Friday, October 17, 2003

The US economy could boom again?

Ricardo Caballero of MIT believes that the U.S. was in the middle of a generation-long shift to a richer, higher capital-intensity growth path when the NASDAQ crash occurred--and that there is no reason to think that the United States cannot grow in this decade at the same boom-time rates at which it grew in the late 1990s:

FT.com Home US: ...the correct comparison instead is between the current capital-output ratio and the long-run equilibrium ratio under plausible conditions. If we follow the latter strategy, and assume that private saving remains at its (recent) historical levels, the conclusion is very different from that of the pessimists: the new equilibrium capital-output ratio should be about 1.6, well above the current 1.36. In other words, the 1990s boom still had energy when it was interrupted. What lies behind this jump in the long-run capital-output ratio? The accelerating decline in machinery prices, which is a consequence of technological progress in machinery-producing sectors. (Here I conservatively assume that the decrease returns to its historical trend, slower than that of the 1990s.)

But not everything looks so favourable. In the calculations above I assume that the sources of funding available during the 1990s remain in place. In particular, I assume that fiscal saving does not disappear and that external saving decreases only gradually. Are these assumptions warranted? If all goes well, the external side is less complicated than is generally thought. The $500bn in external financing that the US requires each year is a huge amount - but we are talking about the US at a time when the global alternatives are not very exciting or are too small to make a difference. Of course, the dollar may suffer turbulence in the medium run. This could happen if, for political reasons, the US keeps pressing China and other Asian economies to revalue their currencies; this would entail a fall in those countries' reserve accumulation, most of which is being invested in US government securities.

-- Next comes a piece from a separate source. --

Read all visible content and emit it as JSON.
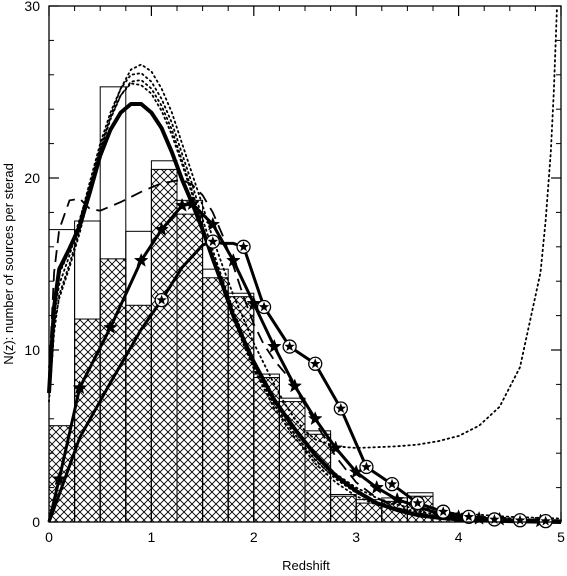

However, the real danger lies in the other source of funds: public savings. If the fiscal accounts - particularly for the medium and long term - are not improved, the whole benign equilibrium may collapse. In the capital output calculations above, I assumed balanced fiscal accounts. If we assume sustained fiscal deficits of 4-5 per cent of gross domestic product that are not compensated for by a one-for-one increase in private savings (which seldom happens), the new equilibrium capital-output ratio falls as low as 1.1. In this scenario, the pessimists are correct and the US has a large excess- capacity problem; the obvious corollary of this is a huge increase in the long-run interest rate.

The US economy is indeed a "tightly coiled spring", with plenty of growth potential - definitely enough for a very good second half of this year and beginning of next year, but also way beyond that. However, this opportunity will be squandered unless a much sounder fiscal path is credibly outlined soon.

I actually thought this was a positive article when I first posted it; I thought I'd say something good for a change. It was only on rereading and editing that I noticed the mathematics assume Clintonomics. Instead, we have Dubyanomics -- massive deficits extending forever.

So even though Dubya didn't cause the collapse of the 90s boom, he may be responsible for a decade of meager growth. Sigh.